È sicuro combinare l’anestetico e l’alcol?

Numerose precauzioni circondano sia l’anestetico che l’alcool, in particolare quando le sostanze sono combinate. In generale, l’anestetico dovrebbe quasi non interagire direttamente con l’alcool. Esistono eccezioni per alcune procedure anestetiche e alcuni tipi di alcol. L’uso anestetico può diventare un compito particolarmente scoraggiante quando si tratta di alcolismo cronico. L’abuso di alcol a lungo termine può produrre effetti persistenti nel corpo che potrebbero rendere impegnativo e forse pericoloso l’amministrazione anestetica.

I medici raccomandano che i pazienti non mescolino l’anestetico e l’alcool prima o dopo una chirurgia o un’altra procedura che richiede un anestetico. In particolare, le raccomandazioni consigliano di solito che il consumo di alcol non si svolge almeno 48 ore prima e almeno 24 ore dopo l’assunzione di un anestetico. Come la maggior parte delle interazioni farmacologiche, l’intermingling di sostanze chimiche anestetiche con prodotti chimici alcolici può produrre effetti negativi in ​​alcuni individui.

Dato che esistono diversi tipi di anestetici, le reazioni specifiche possono essere diverse. Un rischio potenziale generale, tuttavia, è la proprietà che aumentano sia l’anestetico che l’alcol possono avere l’uno sull’altro. L’uso di anestetici prima o dopo l’assunzione di alcool può amplificare i sintomi comuni che l’individuo sperimenta quando sono inebriati, come il funzionamento cognitivo compromesso. Allo stesso modo, l’alcool può aumentare l’influenza anestetica sul corpo, rendendo gli effetti come il numbing durano più a lungo.

Anche l’interazione indiretta dell’anestetico e dell’alcool può risultare preoccupante. Il consumo eccessivo di alcol induce molti effetti nel corpo che in ultima analisi rendono il corpo meno ricettivo alle anestetiche.
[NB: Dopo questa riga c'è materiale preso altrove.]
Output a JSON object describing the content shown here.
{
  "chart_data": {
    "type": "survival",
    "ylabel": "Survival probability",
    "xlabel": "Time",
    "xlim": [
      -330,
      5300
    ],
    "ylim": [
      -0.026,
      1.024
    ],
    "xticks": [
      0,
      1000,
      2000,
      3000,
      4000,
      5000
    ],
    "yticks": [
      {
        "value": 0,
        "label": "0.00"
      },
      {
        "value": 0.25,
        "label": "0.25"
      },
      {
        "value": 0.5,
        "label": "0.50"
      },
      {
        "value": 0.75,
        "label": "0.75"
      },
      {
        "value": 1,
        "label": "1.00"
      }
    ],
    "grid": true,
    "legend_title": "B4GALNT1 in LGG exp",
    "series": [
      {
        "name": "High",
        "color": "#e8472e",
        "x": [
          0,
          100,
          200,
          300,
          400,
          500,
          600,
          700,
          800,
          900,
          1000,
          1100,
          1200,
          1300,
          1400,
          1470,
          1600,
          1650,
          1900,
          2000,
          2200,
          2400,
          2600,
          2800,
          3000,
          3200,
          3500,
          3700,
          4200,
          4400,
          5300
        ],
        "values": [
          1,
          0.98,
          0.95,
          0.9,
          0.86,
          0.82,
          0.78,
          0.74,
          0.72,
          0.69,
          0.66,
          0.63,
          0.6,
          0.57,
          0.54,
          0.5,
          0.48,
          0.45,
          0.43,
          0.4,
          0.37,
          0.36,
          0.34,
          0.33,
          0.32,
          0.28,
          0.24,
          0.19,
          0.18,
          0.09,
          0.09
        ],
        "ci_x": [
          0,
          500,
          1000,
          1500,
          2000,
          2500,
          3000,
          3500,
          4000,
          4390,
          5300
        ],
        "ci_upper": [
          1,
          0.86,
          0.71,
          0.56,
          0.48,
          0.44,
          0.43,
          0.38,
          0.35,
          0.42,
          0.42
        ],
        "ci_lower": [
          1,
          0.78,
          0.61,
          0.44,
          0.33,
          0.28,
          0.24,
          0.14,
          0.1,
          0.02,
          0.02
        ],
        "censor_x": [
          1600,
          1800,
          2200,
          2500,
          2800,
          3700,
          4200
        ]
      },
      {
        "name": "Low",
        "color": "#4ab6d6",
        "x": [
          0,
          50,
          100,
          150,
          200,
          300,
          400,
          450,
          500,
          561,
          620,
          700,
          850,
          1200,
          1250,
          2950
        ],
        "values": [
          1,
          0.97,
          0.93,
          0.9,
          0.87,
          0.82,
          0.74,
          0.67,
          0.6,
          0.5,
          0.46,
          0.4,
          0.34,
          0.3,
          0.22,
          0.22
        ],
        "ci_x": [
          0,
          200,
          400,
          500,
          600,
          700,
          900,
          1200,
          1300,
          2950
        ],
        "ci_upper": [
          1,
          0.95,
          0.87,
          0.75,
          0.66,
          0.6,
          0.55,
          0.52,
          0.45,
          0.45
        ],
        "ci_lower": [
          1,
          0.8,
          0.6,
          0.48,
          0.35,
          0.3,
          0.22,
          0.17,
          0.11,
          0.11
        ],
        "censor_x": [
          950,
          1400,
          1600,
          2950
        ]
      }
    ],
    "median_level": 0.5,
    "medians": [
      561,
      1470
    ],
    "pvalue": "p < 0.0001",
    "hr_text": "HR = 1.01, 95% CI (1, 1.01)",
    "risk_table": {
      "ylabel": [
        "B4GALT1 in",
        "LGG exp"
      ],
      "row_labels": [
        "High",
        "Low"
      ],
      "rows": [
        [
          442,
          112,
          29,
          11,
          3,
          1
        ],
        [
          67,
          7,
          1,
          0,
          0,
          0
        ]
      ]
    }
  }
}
Per uno, le porzioni del cervello che gli anestetici agiscono per ridurre lo stress e le risposte fisiche allo stress sono danneggiate o depresse in molti alcolisti. Sono spesso presenti altre malattie fisiche che l’anestetico non può correggere o addirittura esacerbare: danni muscolari cardiaci, malattie epatiche e livelli di zucchero nel sangue ridotti. Inoltre, le risposte fisiologiche al ritiro dell’alcol come l’ipertensione e il tremore possono mettere un ulteriore stress sul sistema nervoso, richiedendo così un aumento di livelli anestetici oltre a ciò che il paziente può gestire in modo sicuro.

Nonostante i punti di vista negativi generali sulla combinazione delle due sostanze, in alcuni casi l’anestetico e l’alcol possono diventare partner benefici. L’alcool può agire come agente oscillante in occasione. Infatti, l’uso di alcool come anestetico è stato comune in alcune regioni prima che l’anestesia medica venne in rilievo. Alcuni semplici alcoli come il mannitolo possono anche risultare utili nella medicina dentale. Alcuni studi dimostrano che la miscelazione di un anestetico tradizionale con il mannitolo può ridurre significativamente il dolore del paziente nelle procedure dentali perché il mannitolo consente all’anestesia un migliore accesso alle fibre nervose irritate.